2) En cas de réponse affirmative à la question 1:

La position 8543 (ici: sous-position 8543 8080 de la nomenclature combinée 1991, sous-position 8543 8090 de la nomenclature combinée 1988 à 1990) doit-elle être interprétée en ce sens que la notion de `(autres) machines... électriques ayant une fonction propre, non dénommées ni comprises ailleurs dans le présent chapitre' comprend des produits tels que les `Vista Boards' (1.) même lorsque ceux-ci peuvent être utilisés en raison de leur propriété, non seulement pour le traitement d'images, mais aussi comme cartes graphiques pour des machines automatiques de traitement de l'information?

3) En cas de réponse négative à la question 2:

Quelle autre position du tarif douanier entre en ligne de compte pour le classement de produits tels que les `Vista Boards' (1.)?»

B - Appréciation

11 A titre préliminaire, nous souhaitons préciser ce qui, au vu des observations écrites des parties, des réponses écrites de la Commission aux questions posées par la Cour et de l'audience orale, concernant les propriétés des «Vista Boards», peut être considéré comme litigieux ou comme non contesté.

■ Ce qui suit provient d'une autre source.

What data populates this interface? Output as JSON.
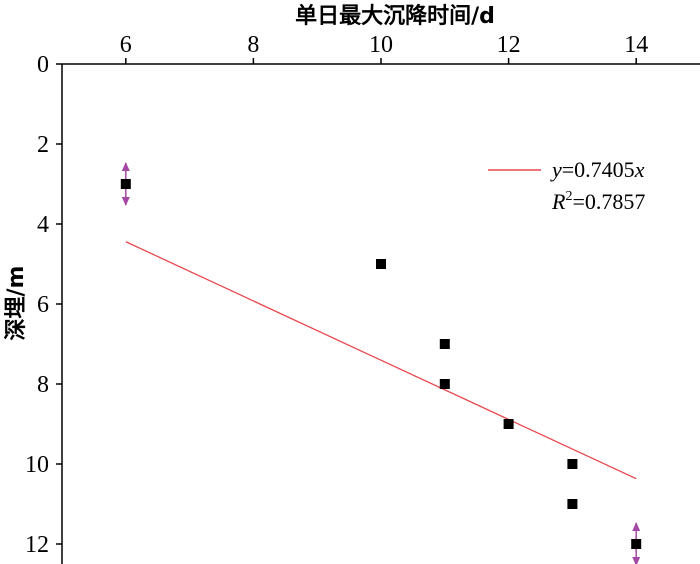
{
  "chart_data": {
    "type": "scatter",
    "xlabel": "单日最大沉降时间/d",
    "ylabel": "深埋/m",
    "x_axis_position": "top",
    "y_axis_inverted": true,
    "xlim": [
      5,
      15
    ],
    "ylim": [
      0,
      12.5
    ],
    "x_ticks": [
      6,
      8,
      10,
      12,
      14
    ],
    "y_ticks": [
      0,
      2,
      4,
      6,
      8,
      10,
      12
    ],
    "x_tick_labels": [
      "6",
      "8",
      "10",
      "12",
      "14"
    ],
    "y_tick_labels": [
      "0",
      "2",
      "4",
      "6",
      "8",
      "10",
      "12"
    ],
    "grid": false,
    "series": [
      {
        "kind": "points",
        "marker": "square",
        "color": "#000000",
        "points": [
          {
            "x": 6,
            "y": 3
          },
          {
            "x": 10,
            "y": 5
          },
          {
            "x": 11,
            "y": 7
          },
          {
            "x": 11,
            "y": 8
          },
          {
            "x": 12,
            "y": 9
          },
          {
            "x": 13,
            "y": 10
          },
          {
            "x": 13,
            "y": 11
          },
          {
            "x": 14,
            "y": 12
          }
        ]
      },
      {
        "kind": "fit-line",
        "color": "#e8474d",
        "slope": 0.7405,
        "x_range": [
          6,
          14
        ]
      }
    ],
    "error_markers": [
      {
        "x": 6,
        "y": 3,
        "color": "#a349a4"
      },
      {
        "x": 14,
        "y": 12,
        "color": "#a349a4"
      }
    ],
    "legend": {
      "placement": "top-right",
      "line1": {
        "var": "y",
        "rest": "=0.7405",
        "suffix": "x"
      },
      "line2": {
        "var": "R",
        "sup": "2",
        "rest": "=0.7857"
      }
    }
  }
}
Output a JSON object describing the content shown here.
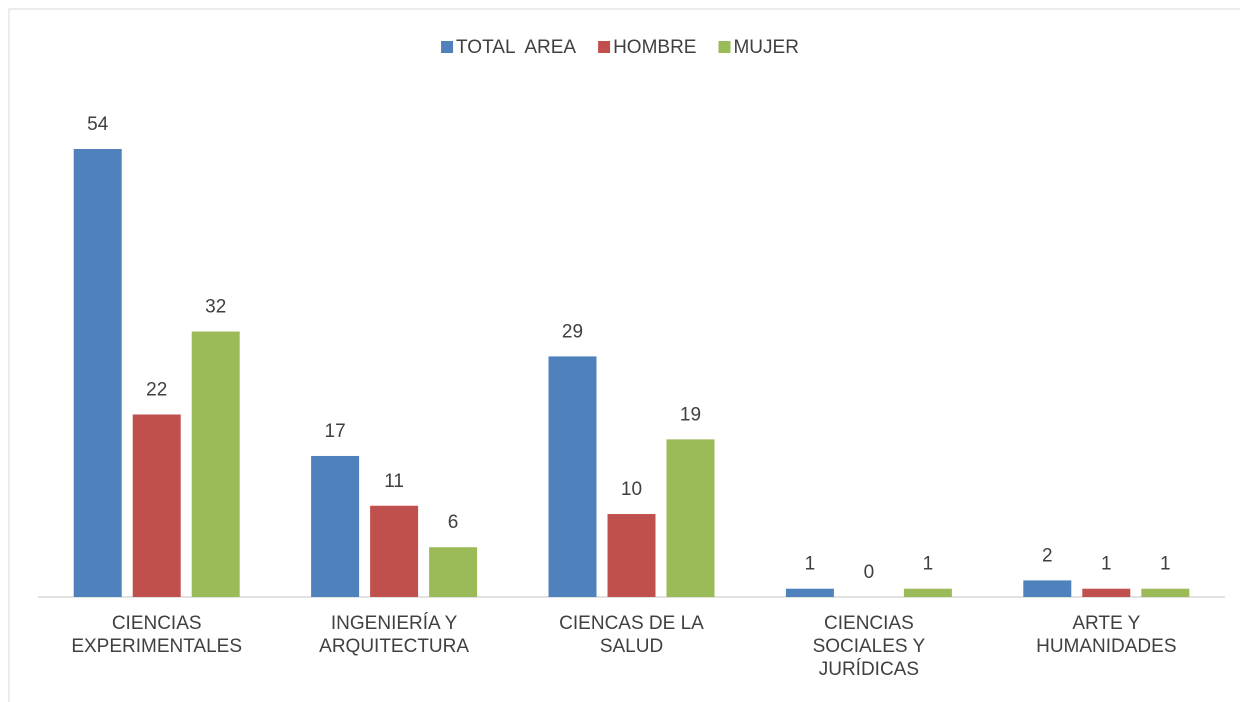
{
  "chart_data": {
    "type": "bar",
    "categories": [
      "CIENCIAS EXPERIMENTALES",
      "INGENIERÍA Y ARQUITECTURA",
      "CIENCAS DE LA SALUD",
      "CIENCIAS SOCIALES Y JURÍDICAS",
      "ARTE Y HUMANIDADES"
    ],
    "series": [
      {
        "name": "TOTAL  AREA",
        "color": "#4f81bd",
        "values": [
          54,
          17,
          29,
          1,
          2
        ]
      },
      {
        "name": "HOMBRE",
        "color": "#c0504d",
        "values": [
          22,
          11,
          10,
          0,
          1
        ]
      },
      {
        "name": "MUJER",
        "color": "#9bbb59",
        "values": [
          32,
          6,
          19,
          1,
          1
        ]
      }
    ],
    "legend": "top"
  }
}
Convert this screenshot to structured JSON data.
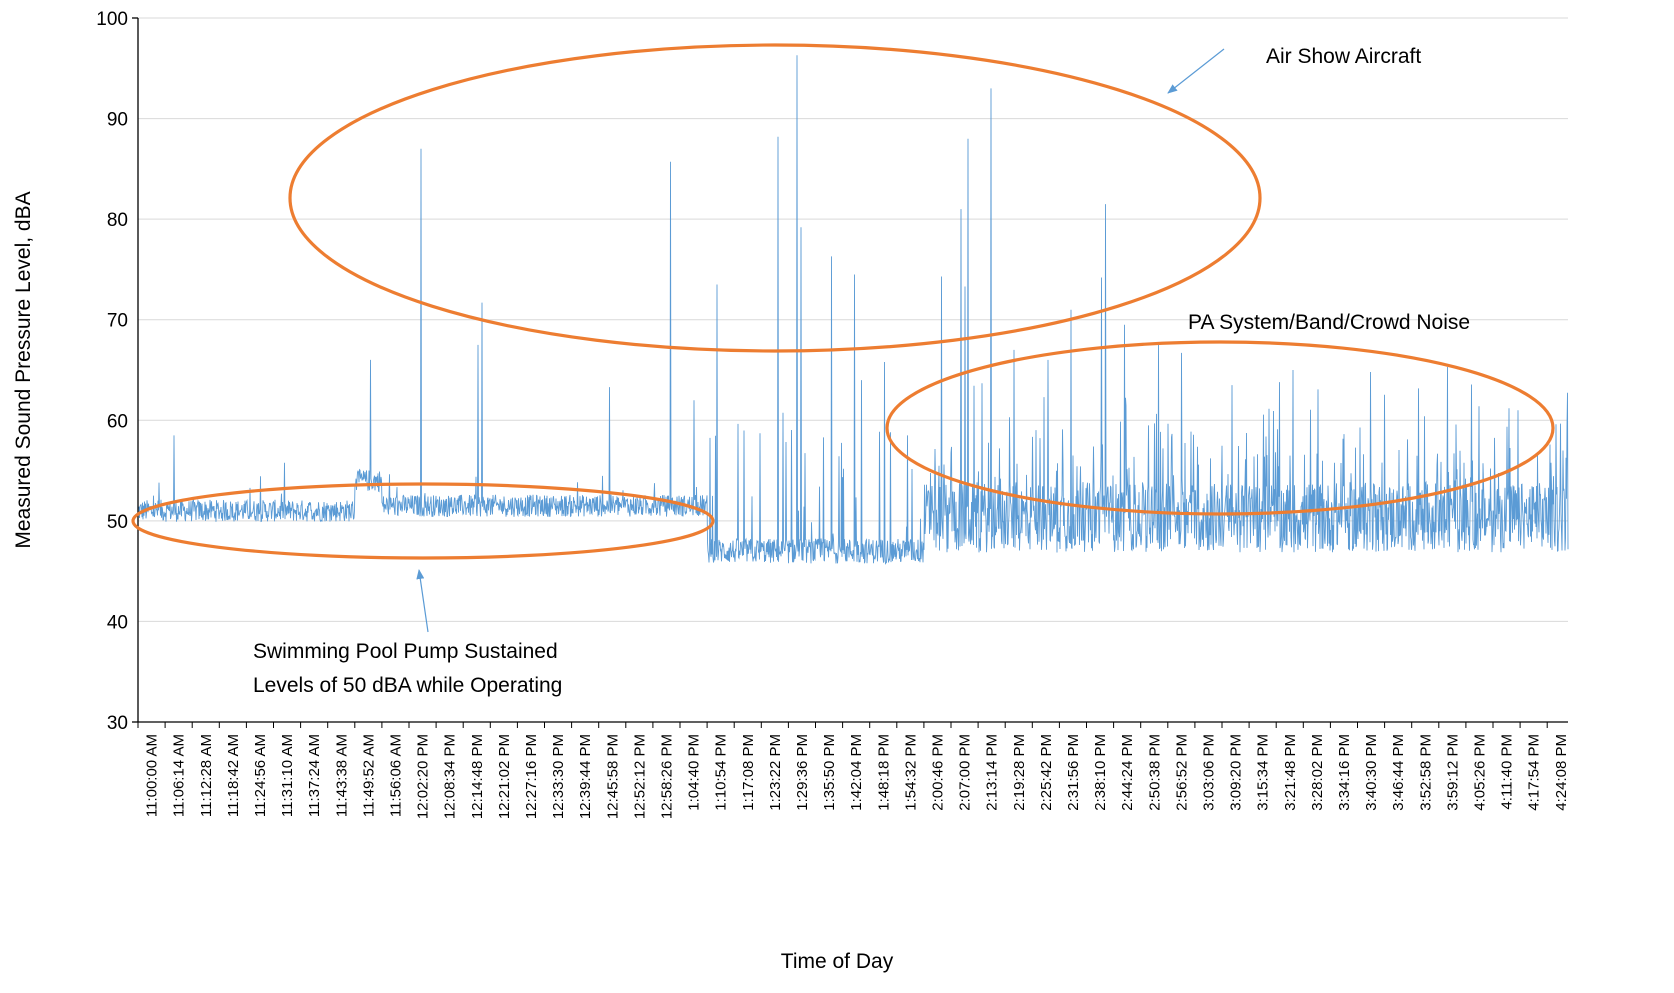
{
  "chart_data": {
    "type": "line",
    "title": "",
    "xlabel": "Time of Day",
    "ylabel": "Measured Sound Pressure Level, dBA",
    "ylim": [
      30,
      100
    ],
    "yticks": [
      30,
      40,
      50,
      60,
      70,
      80,
      90,
      100
    ],
    "grid": "horizontal",
    "legend": "none",
    "x_tick_labels": [
      "11:00:00 AM",
      "11:06:14 AM",
      "11:12:28 AM",
      "11:18:42 AM",
      "11:24:56 AM",
      "11:31:10 AM",
      "11:37:24 AM",
      "11:43:38 AM",
      "11:49:52 AM",
      "11:56:06 AM",
      "12:02:20 PM",
      "12:08:34 PM",
      "12:14:48 PM",
      "12:21:02 PM",
      "12:27:16 PM",
      "12:33:30 PM",
      "12:39:44 PM",
      "12:45:58 PM",
      "12:52:12 PM",
      "12:58:26 PM",
      "1:04:40 PM",
      "1:10:54 PM",
      "1:17:08 PM",
      "1:23:22 PM",
      "1:29:36 PM",
      "1:35:50 PM",
      "1:42:04 PM",
      "1:48:18 PM",
      "1:54:32 PM",
      "2:00:46 PM",
      "2:07:00 PM",
      "2:13:14 PM",
      "2:19:28 PM",
      "2:25:42 PM",
      "2:31:56 PM",
      "2:38:10 PM",
      "2:44:24 PM",
      "2:50:38 PM",
      "2:56:52 PM",
      "3:03:06 PM",
      "3:09:20 PM",
      "3:15:34 PM",
      "3:21:48 PM",
      "3:28:02 PM",
      "3:34:16 PM",
      "3:40:30 PM",
      "3:46:44 PM",
      "3:52:58 PM",
      "3:59:12 PM",
      "4:05:26 PM",
      "4:11:40 PM",
      "4:17:54 PM",
      "4:24:08 PM"
    ],
    "series": [
      {
        "color": "#5b9bd5",
        "baseline_segments": [
          {
            "from": "11:00:00 AM",
            "to": "11:49:52 AM",
            "level": 51
          },
          {
            "from": "11:49:52 AM",
            "to": "11:56:06 AM",
            "level": 54
          },
          {
            "from": "11:56:06 AM",
            "to": "1:10:54 PM",
            "level": 51.5
          },
          {
            "from": "1:10:54 PM",
            "to": "2:00:46 PM",
            "level": 47
          },
          {
            "from": "2:00:46 PM",
            "to": "4:24:08 PM",
            "level": 50
          }
        ],
        "peaks": [
          {
            "x": "11:06:14 AM",
            "y": 58.5
          },
          {
            "x": "11:49:52 AM",
            "y": 66
          },
          {
            "x": "12:02:20 PM",
            "y": 87
          },
          {
            "x": "12:14:48 PM",
            "y": 71.7
          },
          {
            "x": "12:14:48 PM",
            "y": 67.5
          },
          {
            "x": "12:45:58 PM",
            "y": 63.3
          },
          {
            "x": "12:58:26 PM",
            "y": 85.7
          },
          {
            "x": "1:04:40 PM",
            "y": 62
          },
          {
            "x": "1:10:54 PM",
            "y": 73.5
          },
          {
            "x": "1:23:22 PM",
            "y": 88.2
          },
          {
            "x": "1:29:36 PM",
            "y": 79.2
          },
          {
            "x": "1:29:36 PM",
            "y": 96.3
          },
          {
            "x": "1:35:50 PM",
            "y": 76.3
          },
          {
            "x": "1:42:04 PM",
            "y": 74.5
          },
          {
            "x": "1:42:04 PM",
            "y": 64
          },
          {
            "x": "1:48:18 PM",
            "y": 65.8
          },
          {
            "x": "1:54:32 PM",
            "y": 58.5
          },
          {
            "x": "2:00:46 PM",
            "y": 74.3
          },
          {
            "x": "2:07:00 PM",
            "y": 73.3
          },
          {
            "x": "2:07:00 PM",
            "y": 81
          },
          {
            "x": "2:07:00 PM",
            "y": 88
          },
          {
            "x": "2:13:14 PM",
            "y": 93
          },
          {
            "x": "2:19:28 PM",
            "y": 67
          },
          {
            "x": "2:25:42 PM",
            "y": 66
          },
          {
            "x": "2:31:56 PM",
            "y": 71
          },
          {
            "x": "2:38:10 PM",
            "y": 81.5
          },
          {
            "x": "2:38:10 PM",
            "y": 74.2
          },
          {
            "x": "2:44:24 PM",
            "y": 69.5
          },
          {
            "x": "2:50:38 PM",
            "y": 67.5
          },
          {
            "x": "2:56:52 PM",
            "y": 66.7
          },
          {
            "x": "3:09:20 PM",
            "y": 63.5
          },
          {
            "x": "3:21:48 PM",
            "y": 65
          },
          {
            "x": "3:40:30 PM",
            "y": 64.8
          },
          {
            "x": "3:59:12 PM",
            "y": 65.3
          },
          {
            "x": "4:11:40 PM",
            "y": 61.2
          }
        ]
      }
    ],
    "annotations": [
      {
        "text": "Air Show Aircraft",
        "shape": "ellipse",
        "arrow": true
      },
      {
        "text": "PA System/Band/Crowd Noise",
        "shape": "ellipse",
        "arrow": false
      },
      {
        "text_lines": [
          "Swimming Pool Pump Sustained",
          "Levels of 50 dBA while Operating"
        ],
        "shape": "ellipse",
        "arrow": true
      }
    ]
  },
  "style": {
    "line_color": "#5b9bd5",
    "ellipse_color": "#ed7d31",
    "gridline_color": "#d9d9d9",
    "arrow_color": "#5b9bd5"
  }
}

12 Il n'est pas contesté que les «Vista Boards» exercent les fonctions de cartes graphiques normales, lesquelles relèvent de la position 8471 de la NC: «Machines automatiques de traitement de l'information et leurs unités...». Il n'est pas davantage contesté que les fonctions des «Vista Boards» vont plus loin que celles des cartes graphiques normales. Ce qui est cependant litigieux, c'est jusqu'à quel point elles vont au-delà de ces fonctions.

13 La demanderesse soutient que la différence avec les cartes graphiques normales réside uniquement dans une meilleure qualité de la représentation de l'image et de sa résolution et dans une élaboration plus rapide de l'image. Ces propriétés acquièrent, selon la demanderesse, une importance croissante face à des logiciels tels que Microsoft-Windows, qui exigent un matériel de plus en plus élaboré. Tout ordinateur personnel courant sur le marché est en mesure de représenter sur écran des images naturelles pouvant être modifiées ou retravaillées à l'aide de la carte graphique. Il existe, par ailleurs, depuis peu des logiciels comportant des séquences d'images filmées. Pour toutes ces fonctions, une bonne carte graphique suffit. Les «Vista Boards» travaillent uniquement plus vite et offrent une plus haute résolution. Il ne leur est pas possible de traiter des images animées en temps réel; les «Vista Boards» ne peuvent numériser que des prises de vue instantanées.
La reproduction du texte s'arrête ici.